= William Noble (jockey) =

English jockey (b. 1814, d. 1897)

William Noble (1814–1897) was a 19th-century English jockey, best known for winning the first Cambridgeshire Handicap in 1839.

==Personal life==
Noble was born in 1814 at Whitewall Corner, a hamlet in the township and parish of Norton, Yorkshire. He was baptised on the 17 August that year. His parents were Mark and Jane (née Maughan). Noble's father was the winning jockey of the first-ever running of the Manchester Cup in 1816 on Friend Ned.

Noble married Ann Knight on 25 October 1845 in the Parish of Dirleton, East Lothian, Scotland. William and Ann had at least four children: Margaret Noble, (born circa 1847 in Scotland); William (born 1849 at Richmond, North Yorkshire, died 16 January 1926 at Whitelees, Symington, Ayrshire, Scotland); Georgina Ann Noble (born 1851 at Richmond, North Yorkshire, died 14 March 1916 at Ratho Station, Midlothian, Scotland); and Martha Jane Noble (born circa 1853 at Gullane, died 9 April 1921, Coupar District, Scotland).

In the 1851 census, Noble was living with wife Ann, and children Margaret, William and Georgina Ann, residing with his brother George and his family at 48 Albert Place in Richmond, Yorkshire. His occupation was given as ‘Groom’.

In 1896, Noble was the oldest living (retired) jockey in the country. By this time, he was in poor health and had financial difficulties due to the failure of the bank in which he had invested his savings – an article published in the Morning Post on 2 March 1896 encouraged readers to contribute additional relief for Noble and his wife, in addition to the £15 he received annually from the Bentinck Benevolent Fund.

Noble suffered from asthma and epilepsy at the time of his death in Gullane, East Lothian on 19 September 1897, aged 83.

==Career==
Noble won the inaugural running of the Cambridgeshire Handicap on Lanercost, who was carrying 8st 9 lb and giving 23 lbs to runner-up Hetman Platoff.
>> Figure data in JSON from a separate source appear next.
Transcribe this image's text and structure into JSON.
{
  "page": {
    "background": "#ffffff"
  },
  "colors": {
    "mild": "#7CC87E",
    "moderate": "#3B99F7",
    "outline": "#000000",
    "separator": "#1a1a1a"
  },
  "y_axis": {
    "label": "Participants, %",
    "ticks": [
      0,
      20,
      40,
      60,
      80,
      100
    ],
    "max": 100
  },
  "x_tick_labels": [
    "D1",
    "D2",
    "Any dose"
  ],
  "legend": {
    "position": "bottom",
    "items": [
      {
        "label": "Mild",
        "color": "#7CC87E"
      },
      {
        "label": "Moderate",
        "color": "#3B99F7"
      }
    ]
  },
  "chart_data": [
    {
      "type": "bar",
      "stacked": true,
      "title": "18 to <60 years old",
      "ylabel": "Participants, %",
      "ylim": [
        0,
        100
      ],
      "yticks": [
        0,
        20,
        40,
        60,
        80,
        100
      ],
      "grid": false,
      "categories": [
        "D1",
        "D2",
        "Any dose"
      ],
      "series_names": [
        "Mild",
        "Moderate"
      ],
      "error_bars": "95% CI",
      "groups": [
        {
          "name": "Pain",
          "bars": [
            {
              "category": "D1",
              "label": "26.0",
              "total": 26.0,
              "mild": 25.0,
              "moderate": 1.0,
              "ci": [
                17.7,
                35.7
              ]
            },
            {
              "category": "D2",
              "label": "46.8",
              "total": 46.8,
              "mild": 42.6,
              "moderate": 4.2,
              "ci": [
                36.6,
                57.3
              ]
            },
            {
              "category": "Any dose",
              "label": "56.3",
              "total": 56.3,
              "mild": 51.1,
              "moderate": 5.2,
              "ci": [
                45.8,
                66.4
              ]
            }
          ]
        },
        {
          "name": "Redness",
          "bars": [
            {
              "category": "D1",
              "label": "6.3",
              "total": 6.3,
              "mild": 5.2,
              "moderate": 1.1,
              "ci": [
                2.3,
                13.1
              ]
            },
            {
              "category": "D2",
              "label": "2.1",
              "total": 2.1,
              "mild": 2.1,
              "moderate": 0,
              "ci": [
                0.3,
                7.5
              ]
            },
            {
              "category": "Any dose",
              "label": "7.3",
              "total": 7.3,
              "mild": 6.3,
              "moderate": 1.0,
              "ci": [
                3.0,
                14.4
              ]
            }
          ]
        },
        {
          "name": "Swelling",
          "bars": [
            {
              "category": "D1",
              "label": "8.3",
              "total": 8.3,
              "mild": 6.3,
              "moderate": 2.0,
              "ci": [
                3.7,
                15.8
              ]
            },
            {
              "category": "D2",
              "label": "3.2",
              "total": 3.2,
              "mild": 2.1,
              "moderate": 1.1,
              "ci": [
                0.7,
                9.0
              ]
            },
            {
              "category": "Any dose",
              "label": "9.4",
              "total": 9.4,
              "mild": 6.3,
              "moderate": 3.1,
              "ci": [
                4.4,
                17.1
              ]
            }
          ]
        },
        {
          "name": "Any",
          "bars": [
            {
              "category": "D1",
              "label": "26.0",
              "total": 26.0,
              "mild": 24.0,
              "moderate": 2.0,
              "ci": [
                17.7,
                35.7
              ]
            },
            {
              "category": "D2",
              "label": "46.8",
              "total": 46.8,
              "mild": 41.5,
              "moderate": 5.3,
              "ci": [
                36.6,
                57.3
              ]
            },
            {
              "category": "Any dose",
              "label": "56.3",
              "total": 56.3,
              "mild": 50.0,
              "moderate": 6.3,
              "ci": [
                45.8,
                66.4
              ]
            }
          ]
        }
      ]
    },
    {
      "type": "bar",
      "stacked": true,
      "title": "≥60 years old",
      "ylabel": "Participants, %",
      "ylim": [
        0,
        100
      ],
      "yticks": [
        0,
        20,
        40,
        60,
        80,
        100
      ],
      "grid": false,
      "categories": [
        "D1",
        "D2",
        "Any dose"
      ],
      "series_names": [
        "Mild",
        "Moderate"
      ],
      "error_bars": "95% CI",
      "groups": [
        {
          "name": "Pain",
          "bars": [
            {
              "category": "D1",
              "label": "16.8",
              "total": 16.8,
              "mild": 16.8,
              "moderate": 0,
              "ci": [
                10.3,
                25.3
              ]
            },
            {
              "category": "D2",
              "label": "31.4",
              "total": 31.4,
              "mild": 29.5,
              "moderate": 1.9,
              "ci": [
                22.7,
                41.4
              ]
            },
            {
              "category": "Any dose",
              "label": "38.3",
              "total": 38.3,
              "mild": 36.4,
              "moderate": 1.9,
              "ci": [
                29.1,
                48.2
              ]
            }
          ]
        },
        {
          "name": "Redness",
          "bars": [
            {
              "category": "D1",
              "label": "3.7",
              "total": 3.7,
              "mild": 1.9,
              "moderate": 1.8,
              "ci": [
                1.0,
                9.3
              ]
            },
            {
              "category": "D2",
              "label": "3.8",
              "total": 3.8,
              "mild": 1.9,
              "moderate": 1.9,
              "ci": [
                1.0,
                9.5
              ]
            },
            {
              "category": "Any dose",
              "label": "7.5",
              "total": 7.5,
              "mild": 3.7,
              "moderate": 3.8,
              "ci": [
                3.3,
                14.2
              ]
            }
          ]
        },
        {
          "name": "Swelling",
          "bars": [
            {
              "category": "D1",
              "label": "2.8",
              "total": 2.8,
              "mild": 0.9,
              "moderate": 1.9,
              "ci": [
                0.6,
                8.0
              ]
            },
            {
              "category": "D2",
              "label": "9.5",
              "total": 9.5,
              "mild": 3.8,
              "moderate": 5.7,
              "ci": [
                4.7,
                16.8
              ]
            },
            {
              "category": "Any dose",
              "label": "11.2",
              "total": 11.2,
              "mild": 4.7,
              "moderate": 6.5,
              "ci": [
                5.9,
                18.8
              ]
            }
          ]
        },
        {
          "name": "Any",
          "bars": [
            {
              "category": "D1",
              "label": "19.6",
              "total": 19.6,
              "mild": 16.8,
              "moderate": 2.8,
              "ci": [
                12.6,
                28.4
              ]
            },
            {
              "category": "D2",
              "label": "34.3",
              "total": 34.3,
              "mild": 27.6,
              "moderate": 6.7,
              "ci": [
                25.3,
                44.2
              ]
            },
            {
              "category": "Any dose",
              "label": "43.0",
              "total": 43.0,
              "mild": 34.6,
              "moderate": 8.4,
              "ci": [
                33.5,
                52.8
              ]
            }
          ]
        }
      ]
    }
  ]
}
The race was run over 9 furlongs on the Rowley Mile at Newmarket in October 1839. The race is still run to this day, forming part of the annual Betfred Cambridgeshire Meeting and being the first leg of the historic Autumn Double (the second being The Betfred Cesarewitch at Future Champions Festival).

Two years later, in 1841, he rode Lanercost to victory in the Ascot Cup, beating rival Beeswing. William also won the Ayr Gold Cup on four occasions – in 1836 (Despot), 1840 (The Doctor), 1842 (The Recorder), and 1843 (The Shadow). Noble rode Brilliant in the 1845 Grand National but was recorded as a non-finisher. In the 1850 edition of Ruff's 'Guide to the turf', Noble is recorded as a jockey working in Richmond for Mr Stirling Davidson and Mr R. Stephenson, and operating as a Trainer in his own right.

In his later years, Noble was a horse trainer in Gullane, which in the middle part of the 19th century was referred to as the ‘Newmarket of the North’. In his book, ‘Turf Memories of Sixty Years’, Alexander Scott describes how “long streams of thoroughbreds would be seen galloping over the beautiful old turf on the hilltop.” According to Scott, in the early 1860s William would sit at night with other trainers including James Binnie and Jos Arnold, making matches between horses they trained for various owners, to be decided early the following morning on the Downs for a side stake of £1.